Philipp - Essa unidade fabrica cerca de 10 000 automóveis por ano, metade de sua capacidade. A crise reduziu a demanda, por isso não abrimos totalmente a unidade e, assim, controlamos os custos. Essa questão está resolvida. O maior problema, não apenas da Mercedes como também de outras montadoras que inauguraram fábricas para produzir automóveis premium, é o futuro do Inovar-Auto. As fábricas de carros de alto padrão surgiram no Brasil como consequência desse programa, que pode ser modificado ou mesmo extinto no fim do ano. Dependemos mais disso do que da economia, porque a crise vai passar e as vendas vão voltar a crescer.

Exame - A fábrica pode ser fechada?

Philipp - Sim, essa é uma possibilidade se a unidade deixar de ser rentável. É claro que seria ruim perder o investimento de 600 milhões de reais, mas não perderíamos o mercado, porque os carros continuarão a ser vendidos, só que importados. Fábricas que produzem de 20 000 a 30 000 veículos por ano nunca serão tão competitivas como as que fabricam 300 000 unidades, a não ser que tenham incentivos.

Exame - Por que a Mercedes decidiu construir a fábrica, já que o Inovar-Auto sempre teve data para acabar?

Philipp - Ficamos sem opção. O programa estabeleceu uma cota de importação de 4 800 veículos por ano, bem menos do que vendemos. Se não fizéssemos a fábrica, perderíamos competitividade — temos uma rede de concessionárias para manter aqui, e a conta não fecharia. Era isso ou sair do mercado. Não posso falar pelas outras montadoras, mas certamente estão todos preocupados. A Anfavea [associação que representa as montadoras] está discutindo soluções com o governo e acredito que o programa possa mudar para melhor.

Exame - Mudar como?

Philipp - Poderia se tornar uma política industrial de longo prazo. É preciso facilitar a entrada de novas tecnologias no Brasil para podermos agregar valor e competir no mercado mundial. Gosto do modelo da Embraer, de importar mais e exportar mais também.
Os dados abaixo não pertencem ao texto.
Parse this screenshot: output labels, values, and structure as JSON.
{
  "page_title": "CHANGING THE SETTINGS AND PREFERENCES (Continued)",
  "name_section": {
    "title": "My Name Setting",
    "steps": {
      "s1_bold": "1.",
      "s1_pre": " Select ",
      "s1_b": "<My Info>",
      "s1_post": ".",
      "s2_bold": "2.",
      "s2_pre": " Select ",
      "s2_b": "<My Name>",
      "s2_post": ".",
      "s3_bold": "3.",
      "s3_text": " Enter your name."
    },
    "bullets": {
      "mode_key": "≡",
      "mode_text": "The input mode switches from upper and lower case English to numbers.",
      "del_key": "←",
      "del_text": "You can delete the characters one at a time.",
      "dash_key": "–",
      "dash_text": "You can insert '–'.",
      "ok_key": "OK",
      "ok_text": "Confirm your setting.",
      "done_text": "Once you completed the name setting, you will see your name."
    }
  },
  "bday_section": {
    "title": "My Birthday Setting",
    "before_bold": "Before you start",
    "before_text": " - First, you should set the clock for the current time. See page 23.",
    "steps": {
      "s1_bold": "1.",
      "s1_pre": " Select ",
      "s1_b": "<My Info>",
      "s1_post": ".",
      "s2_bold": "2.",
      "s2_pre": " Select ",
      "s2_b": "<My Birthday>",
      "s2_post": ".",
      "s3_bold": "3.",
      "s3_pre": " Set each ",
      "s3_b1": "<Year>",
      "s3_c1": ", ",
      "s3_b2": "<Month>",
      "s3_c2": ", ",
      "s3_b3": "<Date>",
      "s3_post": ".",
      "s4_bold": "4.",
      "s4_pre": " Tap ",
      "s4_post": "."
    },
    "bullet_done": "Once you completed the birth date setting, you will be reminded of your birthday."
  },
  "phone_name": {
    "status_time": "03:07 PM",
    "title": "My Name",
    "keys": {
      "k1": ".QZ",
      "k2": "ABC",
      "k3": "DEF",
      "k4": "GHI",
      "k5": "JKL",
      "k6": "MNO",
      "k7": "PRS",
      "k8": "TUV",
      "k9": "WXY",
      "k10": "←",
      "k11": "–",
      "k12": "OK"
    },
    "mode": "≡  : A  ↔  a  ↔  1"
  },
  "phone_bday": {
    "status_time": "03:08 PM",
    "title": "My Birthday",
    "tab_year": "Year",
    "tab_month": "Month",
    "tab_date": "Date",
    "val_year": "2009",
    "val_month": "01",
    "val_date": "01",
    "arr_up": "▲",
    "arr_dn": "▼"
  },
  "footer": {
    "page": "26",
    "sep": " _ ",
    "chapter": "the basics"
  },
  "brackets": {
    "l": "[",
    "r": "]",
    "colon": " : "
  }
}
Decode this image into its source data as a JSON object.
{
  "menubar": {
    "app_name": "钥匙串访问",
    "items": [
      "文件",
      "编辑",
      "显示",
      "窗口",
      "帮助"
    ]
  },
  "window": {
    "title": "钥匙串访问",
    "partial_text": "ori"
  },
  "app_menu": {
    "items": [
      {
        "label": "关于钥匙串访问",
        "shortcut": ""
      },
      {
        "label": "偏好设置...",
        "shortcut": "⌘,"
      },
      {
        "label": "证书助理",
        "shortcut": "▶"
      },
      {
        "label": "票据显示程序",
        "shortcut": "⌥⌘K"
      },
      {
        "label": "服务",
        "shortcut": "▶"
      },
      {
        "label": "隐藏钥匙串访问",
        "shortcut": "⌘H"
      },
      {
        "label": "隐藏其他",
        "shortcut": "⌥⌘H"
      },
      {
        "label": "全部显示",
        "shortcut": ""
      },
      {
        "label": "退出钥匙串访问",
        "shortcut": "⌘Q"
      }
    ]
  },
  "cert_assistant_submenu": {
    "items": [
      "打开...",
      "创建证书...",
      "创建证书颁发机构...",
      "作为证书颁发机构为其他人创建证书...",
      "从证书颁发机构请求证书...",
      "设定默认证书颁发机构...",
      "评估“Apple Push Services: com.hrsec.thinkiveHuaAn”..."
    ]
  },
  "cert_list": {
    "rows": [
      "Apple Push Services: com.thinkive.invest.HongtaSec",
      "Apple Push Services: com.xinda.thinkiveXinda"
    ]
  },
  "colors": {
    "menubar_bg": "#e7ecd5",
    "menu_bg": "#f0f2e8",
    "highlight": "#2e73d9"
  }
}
Exame - A maior parte do resultado da Mercedes no Brasil depende da venda de caminhões e ônibus, segmentos muito afetados pela crise. Quando a recuperação deve começar?

Philipp - Começamos neste ano vendendo menos do que em 2016. Nosso negócio depende, essencialmente, de juros baixos, porque a maioria dos clientes financia a compra, e do crescimento econômico. Sabemos que o mercado de caminhões vai voltar, porque é responsável por 60% do transporte no país, mas, para isso acontecer, o PIB precisa voltar a crescer. Se as reformas forem aprovadas, o que contribuirá para a retomada da economia, é possível que a situação de nosso mercado melhore no segundo semestre. Haveria uma ajuda com incentivos para a troca da frota brasileira, hoje uma das mais velhas do mundo.

Exame - Como foi retomada a liderança no mercado de caminhões?

Philipp - Em 2013, nossos custos eram elevados, as fábricas estavam ineficientes e os produtos pouco atraentes. Investimos 730 milhões de reais na modernização das fábricas e dividimos a produção: a fabricação das cabines acontece na unidade de Juiz de Fora [Minas Gerais] e a montagem em São Bernardo do Campo [São Paulo]. Ainda estamos comprando novas máquinas para São Bernardo para que, em 2019, essa seja uma das fábricas mais modernas da companhia no mundo. Para melhorar a oferta, fizemos pesquisas e nos comparamos com os concorrentes. Quase toda a linha de produtos mudou: aumentamos o conforto, reduzimos o consumo de combustível e diminuímos a necessidade de revisões para manutenção, por exemplo. Mas também tivemos de demitir: 5 500 funcionários saíram, a maioria por meio de um programa de demissão voluntária. Isso representava 40% do nosso quadro. Com todas as mudanças, ganhamos cerca de 20% de produtividade.